Fast forward four years now to this: “When I left Cleveland, I was on a mission. I was seeking championships, and we won two. But Miami already knew that feeling. Our city hasn’t had that feeling in a long, long, long time. My goal is still to win as many titles as possible, no question. But what’s most important for me is bringing one trophy back to Northeast Ohio,” James said to Sports Illustrated’s Lee Jenkins.
That 25-year-old is now a 29-year-old. In four years, he has changed just like all of us. He’s been to the NBA Finals all four years with a 2-2 record. He’s been a MVP again. He’s felt the joy of a championship parade. He’s finally gotten down on one knee and gave the love of his life the ring that’s been missing from her finger all this time.
He’s felt the joy of watching his sons get bigger and the pleasure of playing in Miami.
But beyond the glitz and glamor of South Beach, he’s also grown up and seen what was missing. The parades lacked the emotion, the rings lacked that special shine, and the tears didn’t have the punch they could have.
Miami isn’t a sports town. It has won titles, it’s had parades, but it is not a sports town. How can it be when it has the ubiquitous bikini-filled beaches and the allure of the ocean in its backyard?
James was never going to be loved the same way in Miami. The fans have proven it over and over again by leaving games early (even when the game wasn’t out of reach) and sometimes being overmatched by the jeering of visiting fans. Whereas Cleveland fans would stay and love despite all of the pain and torture of losing.
“What if I were a kid who looked up to an athlete, and that athlete made me want to do better in my own life, and then he left? How would I react?” James said.
The 29-year-old James now gets it. He gets that building a legacy isn’t just about winning. It isn’t just about making buckets. It’s about how the next generations are going to see you when they turn the history book to your page. Miami? They should feel nothing but gratitude, but they would never give him the kind of status and respect that Cleveland would.
The loyalty Cleveland fans have to their players transcends history. It stays in the present every day of the year. That 29-year-old now knows where he belongs now.
“I feel my calling here goes above basketball. I have a responsibility to lead, in more ways than one, and I take that very seriously. My presence can make a difference in Miami, but I think it can mean more where I’m from. I want kids in Northeast Ohio, like the hundreds of Akron third-graders I sponsor through my foundation, to realize that there’s no better place to grow up. Maybe some of them will come home after college and start a family or open a business. That would make me smile. Our community, which has struggled so much, needs all the talent it can get.”
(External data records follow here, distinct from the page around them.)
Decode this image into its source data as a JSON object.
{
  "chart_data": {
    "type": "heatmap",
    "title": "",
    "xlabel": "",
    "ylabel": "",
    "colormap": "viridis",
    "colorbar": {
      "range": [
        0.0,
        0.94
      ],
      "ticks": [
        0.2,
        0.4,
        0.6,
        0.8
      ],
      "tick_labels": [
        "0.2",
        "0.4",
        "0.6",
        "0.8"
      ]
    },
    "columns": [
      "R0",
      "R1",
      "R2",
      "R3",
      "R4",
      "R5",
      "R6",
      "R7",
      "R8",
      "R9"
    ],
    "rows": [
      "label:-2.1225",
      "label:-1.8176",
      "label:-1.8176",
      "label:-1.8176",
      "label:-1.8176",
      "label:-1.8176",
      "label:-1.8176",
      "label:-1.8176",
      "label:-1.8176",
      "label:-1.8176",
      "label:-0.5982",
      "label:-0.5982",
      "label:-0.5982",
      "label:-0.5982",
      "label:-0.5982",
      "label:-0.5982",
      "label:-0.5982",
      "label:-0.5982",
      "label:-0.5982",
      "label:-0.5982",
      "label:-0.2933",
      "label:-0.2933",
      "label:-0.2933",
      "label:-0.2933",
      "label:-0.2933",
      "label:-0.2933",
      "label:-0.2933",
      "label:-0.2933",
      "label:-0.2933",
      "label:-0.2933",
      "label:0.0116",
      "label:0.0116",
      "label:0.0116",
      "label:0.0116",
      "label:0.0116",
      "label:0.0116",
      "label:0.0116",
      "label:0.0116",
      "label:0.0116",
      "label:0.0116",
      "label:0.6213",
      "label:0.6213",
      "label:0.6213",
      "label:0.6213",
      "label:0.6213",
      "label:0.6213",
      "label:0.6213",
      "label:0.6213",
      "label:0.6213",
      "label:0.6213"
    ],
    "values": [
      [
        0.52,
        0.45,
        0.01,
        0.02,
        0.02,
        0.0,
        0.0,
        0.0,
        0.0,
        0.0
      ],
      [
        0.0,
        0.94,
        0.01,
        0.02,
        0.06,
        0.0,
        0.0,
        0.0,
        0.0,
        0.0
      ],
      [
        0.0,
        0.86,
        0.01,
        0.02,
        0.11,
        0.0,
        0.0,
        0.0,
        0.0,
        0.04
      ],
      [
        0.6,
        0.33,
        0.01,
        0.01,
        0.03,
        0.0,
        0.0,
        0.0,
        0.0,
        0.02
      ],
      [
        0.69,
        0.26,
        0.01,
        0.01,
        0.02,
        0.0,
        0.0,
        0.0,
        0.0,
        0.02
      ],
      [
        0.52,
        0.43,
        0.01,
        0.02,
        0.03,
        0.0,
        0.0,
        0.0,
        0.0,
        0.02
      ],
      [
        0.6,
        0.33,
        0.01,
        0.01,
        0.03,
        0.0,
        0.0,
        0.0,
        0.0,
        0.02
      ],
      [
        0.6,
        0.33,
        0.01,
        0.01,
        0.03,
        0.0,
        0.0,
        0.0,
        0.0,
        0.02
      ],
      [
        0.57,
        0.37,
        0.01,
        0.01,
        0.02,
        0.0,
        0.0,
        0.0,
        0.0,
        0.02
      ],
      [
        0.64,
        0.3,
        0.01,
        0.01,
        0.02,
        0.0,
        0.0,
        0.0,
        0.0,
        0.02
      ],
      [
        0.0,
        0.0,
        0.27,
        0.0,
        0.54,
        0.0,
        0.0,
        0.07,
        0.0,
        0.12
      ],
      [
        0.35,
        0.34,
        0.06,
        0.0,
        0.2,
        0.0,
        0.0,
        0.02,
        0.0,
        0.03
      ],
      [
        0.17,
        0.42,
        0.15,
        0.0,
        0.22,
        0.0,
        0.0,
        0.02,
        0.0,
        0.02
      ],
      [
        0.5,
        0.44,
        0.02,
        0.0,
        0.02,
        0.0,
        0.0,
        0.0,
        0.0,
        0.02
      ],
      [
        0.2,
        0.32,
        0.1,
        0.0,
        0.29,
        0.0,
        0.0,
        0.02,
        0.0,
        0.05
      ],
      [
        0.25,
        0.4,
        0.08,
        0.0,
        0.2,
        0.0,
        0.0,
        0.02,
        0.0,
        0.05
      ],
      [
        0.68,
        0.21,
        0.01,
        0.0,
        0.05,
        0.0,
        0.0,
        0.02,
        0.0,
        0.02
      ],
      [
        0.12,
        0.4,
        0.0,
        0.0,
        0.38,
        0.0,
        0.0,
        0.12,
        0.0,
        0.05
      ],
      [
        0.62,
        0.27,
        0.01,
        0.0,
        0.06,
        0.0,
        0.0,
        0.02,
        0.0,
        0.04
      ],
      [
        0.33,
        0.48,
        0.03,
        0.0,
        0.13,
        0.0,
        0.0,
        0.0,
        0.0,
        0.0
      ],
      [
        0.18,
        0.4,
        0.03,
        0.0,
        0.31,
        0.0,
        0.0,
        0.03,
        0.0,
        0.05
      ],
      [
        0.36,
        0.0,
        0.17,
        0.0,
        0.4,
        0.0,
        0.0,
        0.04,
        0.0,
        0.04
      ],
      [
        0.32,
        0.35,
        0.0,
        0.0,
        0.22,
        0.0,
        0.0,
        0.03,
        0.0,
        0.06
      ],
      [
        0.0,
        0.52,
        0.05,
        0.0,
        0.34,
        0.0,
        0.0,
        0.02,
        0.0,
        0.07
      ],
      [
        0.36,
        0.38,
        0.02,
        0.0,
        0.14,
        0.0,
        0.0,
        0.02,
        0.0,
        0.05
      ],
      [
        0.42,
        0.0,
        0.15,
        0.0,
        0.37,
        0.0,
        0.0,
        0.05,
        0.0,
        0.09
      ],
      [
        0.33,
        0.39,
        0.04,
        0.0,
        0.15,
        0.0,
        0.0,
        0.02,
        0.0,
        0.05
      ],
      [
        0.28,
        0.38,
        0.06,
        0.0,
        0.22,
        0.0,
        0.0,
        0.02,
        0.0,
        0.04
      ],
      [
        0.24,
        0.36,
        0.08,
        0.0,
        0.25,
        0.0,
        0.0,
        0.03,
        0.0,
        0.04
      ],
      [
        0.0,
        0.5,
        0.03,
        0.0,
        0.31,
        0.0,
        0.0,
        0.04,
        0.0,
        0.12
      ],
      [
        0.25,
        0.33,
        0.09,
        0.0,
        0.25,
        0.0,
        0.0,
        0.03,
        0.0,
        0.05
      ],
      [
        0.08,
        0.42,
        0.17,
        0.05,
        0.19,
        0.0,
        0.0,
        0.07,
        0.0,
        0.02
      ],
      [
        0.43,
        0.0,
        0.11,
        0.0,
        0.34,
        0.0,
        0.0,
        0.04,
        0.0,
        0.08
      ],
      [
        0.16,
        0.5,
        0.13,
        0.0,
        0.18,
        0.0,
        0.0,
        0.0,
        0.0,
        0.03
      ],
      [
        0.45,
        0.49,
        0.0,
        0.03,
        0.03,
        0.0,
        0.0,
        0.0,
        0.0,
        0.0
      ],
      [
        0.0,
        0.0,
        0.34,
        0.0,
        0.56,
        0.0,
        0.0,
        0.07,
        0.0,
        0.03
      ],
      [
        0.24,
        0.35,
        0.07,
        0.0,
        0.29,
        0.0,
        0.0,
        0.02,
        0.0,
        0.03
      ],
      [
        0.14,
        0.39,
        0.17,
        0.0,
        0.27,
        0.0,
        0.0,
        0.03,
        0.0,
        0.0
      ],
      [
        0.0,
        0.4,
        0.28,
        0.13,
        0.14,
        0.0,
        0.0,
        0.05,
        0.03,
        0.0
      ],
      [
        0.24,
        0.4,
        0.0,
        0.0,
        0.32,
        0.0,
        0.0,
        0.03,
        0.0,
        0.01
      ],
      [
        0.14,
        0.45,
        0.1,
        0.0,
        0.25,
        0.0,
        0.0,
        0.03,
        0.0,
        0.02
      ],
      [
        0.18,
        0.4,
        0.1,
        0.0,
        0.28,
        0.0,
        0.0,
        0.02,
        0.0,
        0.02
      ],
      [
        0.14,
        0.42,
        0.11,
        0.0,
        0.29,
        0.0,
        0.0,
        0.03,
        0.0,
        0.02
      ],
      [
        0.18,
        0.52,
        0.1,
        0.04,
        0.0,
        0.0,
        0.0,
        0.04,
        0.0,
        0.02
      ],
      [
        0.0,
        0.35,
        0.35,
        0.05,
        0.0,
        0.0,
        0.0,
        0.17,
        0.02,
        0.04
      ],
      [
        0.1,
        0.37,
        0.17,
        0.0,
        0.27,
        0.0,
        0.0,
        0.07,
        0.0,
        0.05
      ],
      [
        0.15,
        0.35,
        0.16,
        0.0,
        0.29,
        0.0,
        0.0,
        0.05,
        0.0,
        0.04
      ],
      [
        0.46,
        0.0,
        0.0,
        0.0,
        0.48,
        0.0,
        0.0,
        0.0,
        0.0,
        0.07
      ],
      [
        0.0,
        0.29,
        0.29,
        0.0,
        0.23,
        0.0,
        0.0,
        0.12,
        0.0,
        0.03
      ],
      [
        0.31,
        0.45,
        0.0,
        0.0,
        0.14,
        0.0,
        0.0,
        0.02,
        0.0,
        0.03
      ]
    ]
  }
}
James couldn’t look at himself in the mirror and feel right about how he left and he couldn’t feel right with himself if he didn’t try to win one for his home town. That’s the power of Ohio right there. The power to inspire loyalty in its crops. In a way, it is fitting that he left because you don’t know how much home means to you until you had to leave for a while.
He knows he missed a shot to join teams that have better chances to win. He knows he’s going to have to trust a losing organization to help him finish the job. He knows it’s going to be hard work and it will probably take time.
“In Northeast Ohio, nothing is given. Everything is earned. You work for what you have. I’m ready to accept the challenge. I’m coming home.”
“He’s coming home, coming home. Tell the world he’s coming home. Let the rain wash away all the pain of yesterday. He knows his kingdom awaits and they’ve forgiven his mistake. He’s coming home, coming home, tell the world he’s coming home.”